We provide the source code for the paper "Controlling the Amount of Verbatim Copying in Abstractive Summarization", accepted at AAAI'20. If you find the code useful, please cite the following paper.

@inproceedings{control-over-copying:2020,
 Author = {Kaiqiang Song and Bingqing Wang and Zhe Feng and Liu Ren and Fei Liu},
 Title = {Controlling the Amount of Verbatim Copying in Abstractive Summarization},
 Booktitle = {Proceedings of the AAAI Conference on Artificial Intelligence},
 Year = {2020}}

Goal

  • Our system seeks to re-write a lengthy sentence, often the 1st sentence of a news article, to a concise, title-like summary. The average input and output lengths are 31 words and 8 words, respectively.

  • The code takes as input a text file with one sentence per line. It generates a text file ("summary.txt") in the working folder as the outputs, where each source sentence is replaced by a title-like summary.

  • Example input and output are shown below.

    Belgian authorities are investigating the killing of two policewomen and a passerby in the eastern city of Liege on Tuesday as a terror attack, the country's prosecutor said.

    Belgium probes killing of two policewomen as terror attack .

Dependencies

The code is written in Python (v3.7) and Pytorch (v1.3). We suggest the following environment:

HINT: Notice that pytorch-pretrained-bert may change their name and content during time. It is currently named as transformers.

To install Python (v3.7), run the command:

$ wget https://repo.anaconda.com/archive/Anaconda3-2019.10-Linux-x86_64.sh
$ bash Anaconda3-2019.10-Linux-x86_64.sh
$ source ~/.bashrc

To install PyTorch (v1.3) and its dependencies, run the below command.

$ conda install pytorch torchvision cudatoolkit=10.1 -c pytorch

To install pytorch-pretrained-bert and its dependencies, run the below command.

$ pip install spacy ftfy==4.4.3
$ python -m spacy download en
$ pip install pytorch-pretrained-bert

To install Pyrouge, run the command below. Pyrouge is a Python wrapper for the ROUGE toolkit, an automatic metric used for summary evaluation.

$ pip install pyrouge

I Want to Generate Summaries..

  1. Clone this repo. Download this ZIP file (others.zip) containing trained model. Move the ZIP file to the working folder and uncompress.

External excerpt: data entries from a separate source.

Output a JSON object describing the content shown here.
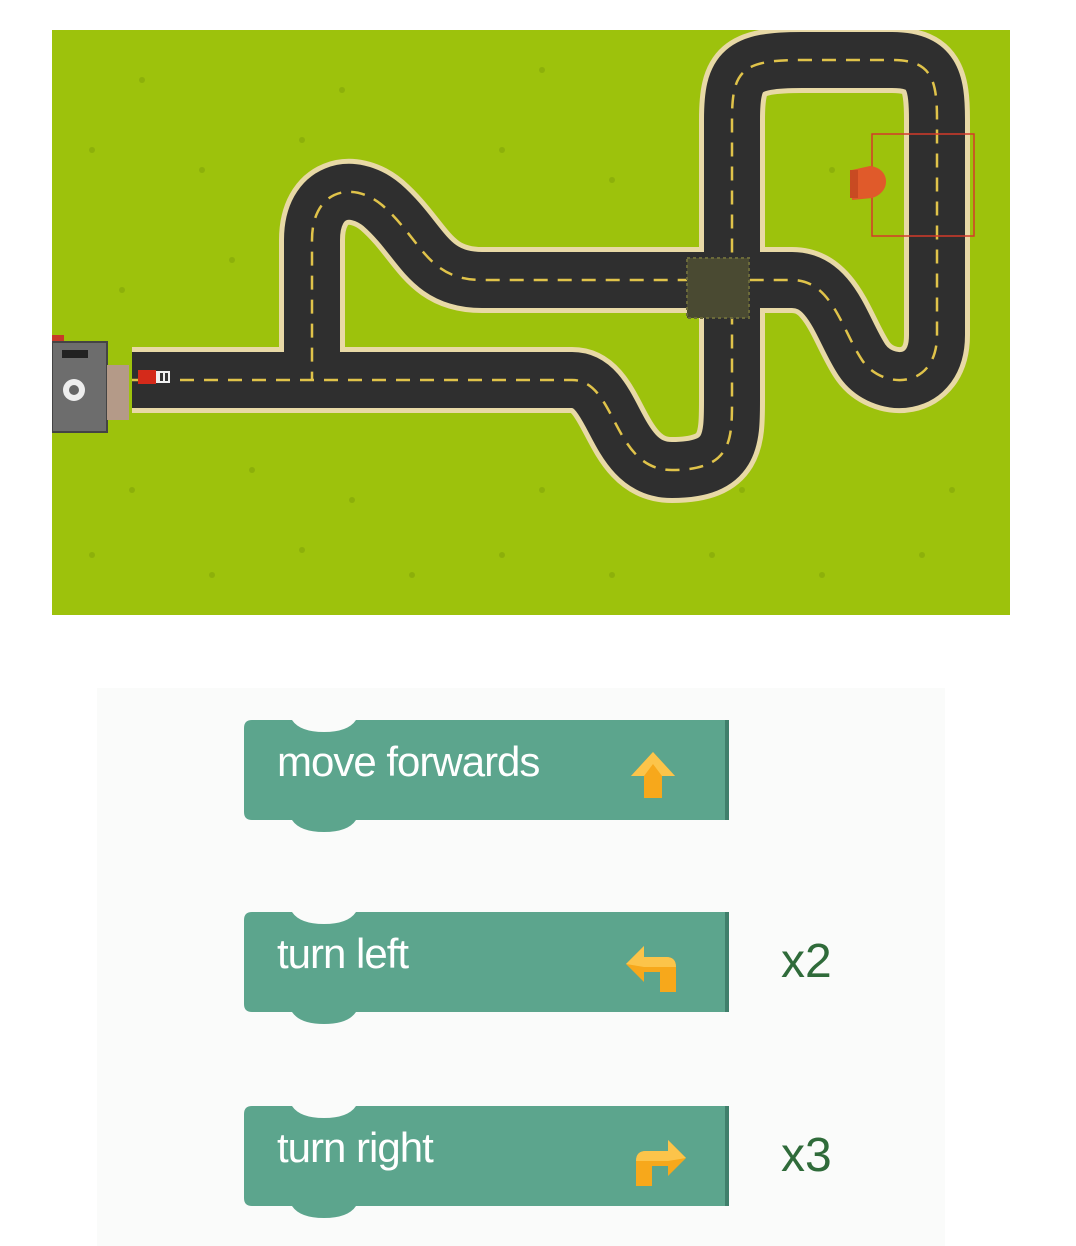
{
  "board": {
    "colors": {
      "grass": "#9dc20c",
      "road": "#2f2f2f",
      "road_edge": "#e8d9a6",
      "lane_marking": "#e0c34a",
      "crossing": "#6b6a3a",
      "player_car": "#d42a1a",
      "target": "#e05a2a",
      "target_box": "#d43a2a"
    },
    "icons": [
      "garage-icon",
      "car-icon",
      "traffic-light-icon"
    ]
  },
  "palette": {
    "blocks": [
      {
        "id": "move",
        "label": "move forwards",
        "icon": "arrow-up-icon",
        "count": ""
      },
      {
        "id": "left",
        "label": "turn left",
        "icon": "turn-left-icon",
        "count": "x2"
      },
      {
        "id": "right",
        "label": "turn right",
        "icon": "turn-right-icon",
        "count": "x3"
      }
    ],
    "colors": {
      "block": "#5ca58d",
      "block_dark": "#3f7f6b",
      "icon": "#f7a81b",
      "count_text": "#2f6b3a"
    }
  }
}
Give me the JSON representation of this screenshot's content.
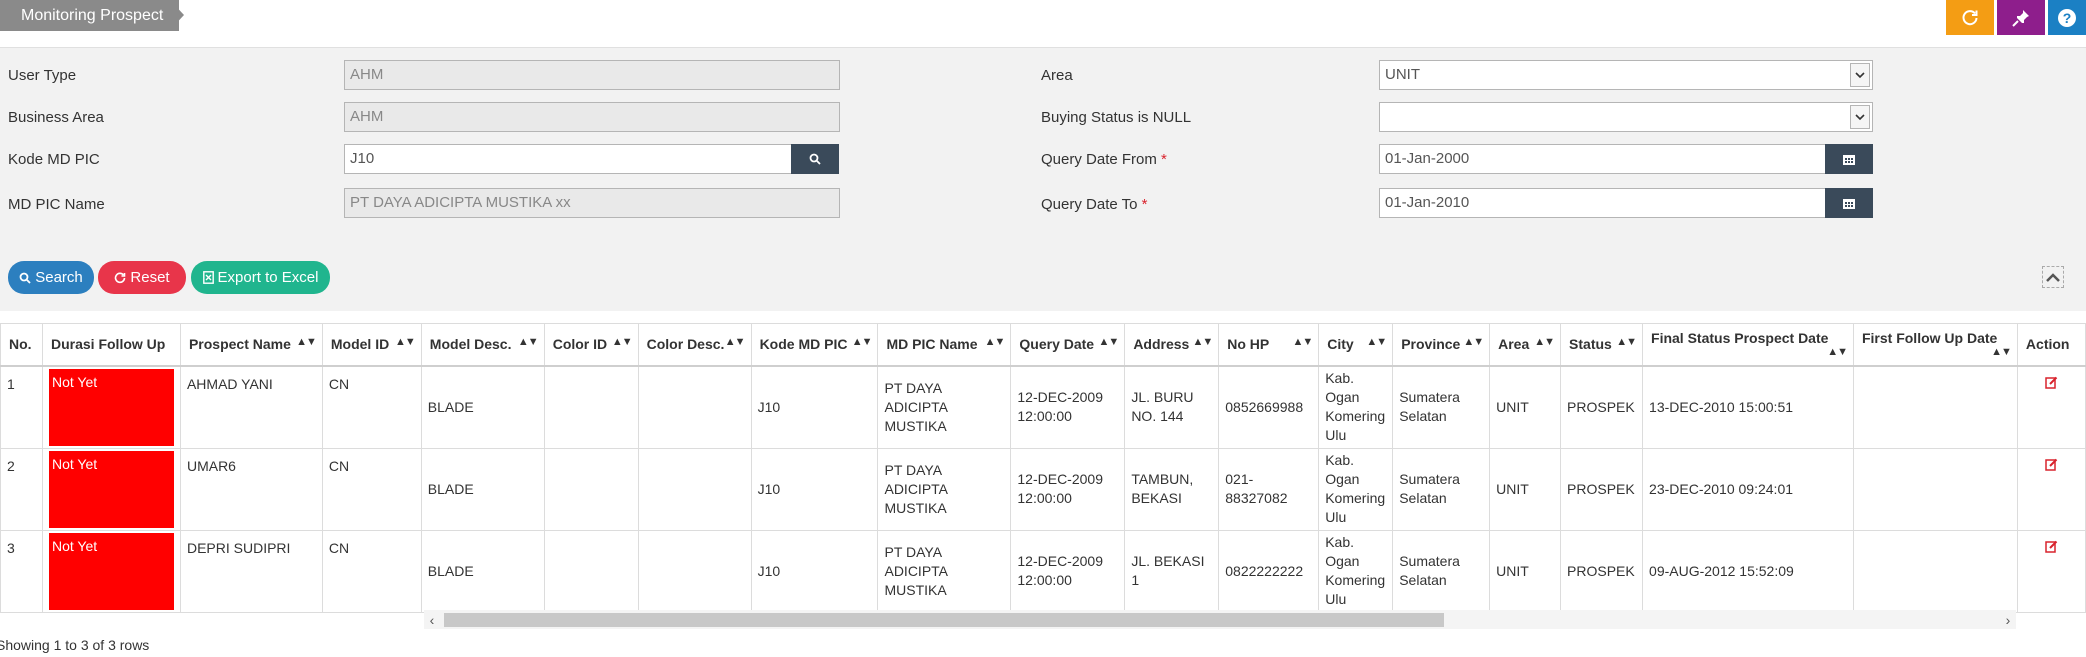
{
  "header": {
    "title": "Monitoring Prospect",
    "icons": [
      "refresh-icon",
      "pin-icon",
      "help-icon"
    ]
  },
  "form": {
    "user_type": {
      "label": "User Type",
      "value": "AHM"
    },
    "business_area": {
      "label": "Business Area",
      "value": "AHM"
    },
    "kode_md_pic": {
      "label": "Kode MD PIC",
      "value": "J10"
    },
    "md_pic_name": {
      "label": "MD PIC Name",
      "value": "PT DAYA ADICIPTA MUSTIKA xx"
    },
    "area": {
      "label": "Area",
      "value": "UNIT"
    },
    "buying_status": {
      "label": "Buying Status is NULL",
      "value": ""
    },
    "query_date_from": {
      "label": "Query Date From",
      "value": "01-Jan-2000"
    },
    "query_date_to": {
      "label": "Query Date To",
      "value": "01-Jan-2010"
    },
    "required_mark": "*"
  },
  "actions": {
    "search": "Search",
    "reset": "Reset",
    "export": "Export to Excel"
  },
  "table": {
    "columns": [
      "No.",
      "Durasi Follow Up",
      "Prospect Name",
      "Model ID",
      "Model Desc.",
      "Color ID",
      "Color Desc.",
      "Kode MD PIC",
      "MD PIC Name",
      "Query Date",
      "Address",
      "No HP",
      "City",
      "Province",
      "Area",
      "Status",
      "Final Status Prospect Date",
      "First Follow Up Date",
      "Action"
    ],
    "rows": [
      {
        "no": "1",
        "durasi": "Not Yet",
        "prospect": "AHMAD YANI",
        "model_id": "CN",
        "model_desc": "BLADE",
        "color_id": "",
        "color_desc": "",
        "kode": "J10",
        "pic_name": "PT DAYA ADICIPTA MUSTIKA",
        "query_date": "12-DEC-2009 12:00:00",
        "address": "JL. BURU NO. 144",
        "no_hp": "0852669988",
        "city": "Kab. Ogan Komering Ulu",
        "province": "Sumatera Selatan",
        "area": "UNIT",
        "status": "PROSPEK",
        "final_date": "13-DEC-2010 15:00:51",
        "first_date": ""
      },
      {
        "no": "2",
        "durasi": "Not Yet",
        "prospect": "UMAR6",
        "model_id": "CN",
        "model_desc": "BLADE",
        "color_id": "",
        "color_desc": "",
        "kode": "J10",
        "pic_name": "PT DAYA ADICIPTA MUSTIKA",
        "query_date": "12-DEC-2009 12:00:00",
        "address": "TAMBUN, BEKASI",
        "no_hp": "021-88327082",
        "city": "Kab. Ogan Komering Ulu",
        "province": "Sumatera Selatan",
        "area": "UNIT",
        "status": "PROSPEK",
        "final_date": "23-DEC-2010 09:24:01",
        "first_date": ""
      },
      {
        "no": "3",
        "durasi": "Not Yet",
        "prospect": "DEPRI SUDIPRI",
        "model_id": "CN",
        "model_desc": "BLADE",
        "color_id": "",
        "color_desc": "",
        "kode": "J10",
        "pic_name": "PT DAYA ADICIPTA MUSTIKA",
        "query_date": "12-DEC-2009 12:00:00",
        "address": "JL. BEKASI 1",
        "no_hp": "0822222222",
        "city": "Kab. Ogan Komering Ulu",
        "province": "Sumatera Selatan",
        "area": "UNIT",
        "status": "PROSPEK",
        "final_date": "09-AUG-2012 15:52:09",
        "first_date": ""
      }
    ]
  },
  "pagination": "Showing 1 to 3 of 3 rows"
}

    $ git clone git@github.com:KaiQiangSong/control-over-copying.git
    $ mv others.zip control-over-copying
    $ cd control-over-copying
    $ unzip others.zip
    $ rm others.zip
    $ mkdir log
    
  2. Generating Summaries with our summarization model trained on selected dataset including: gigaword (default), newsroom.

    $ python run.py --do_test --inputFile data/test.txt
    

    Or if you want runing models other than that trained on gigaword:

    $ python run.py --do_test --dataset newsroom --inputFile data/test.txt
    

I Want to Train the Model..

  1. Training the Model with train files and validation files.

    $ python run.py --do_train --train_prefix data/train --valid_prefix data/valid
    
  2. (Optional) Modify the training options.

    You might want to change the parameters used for training. These are specified in ./setttings/training/gigaword_8.json and explained blow.

{
	"stopConditions":
	{
		"max_epoch":12,
		"earlyStopping":false,
		"rateReduce_bound":200000
	},
	"checkingPoints":
	{
		"checkMin":0,
		"checkFreq":2000,
		"everyEpoch":true
	}
}

HINT*: 200K batches (used for rateReduce_bound) with batch size of 8, is slightly less than half of an epoch.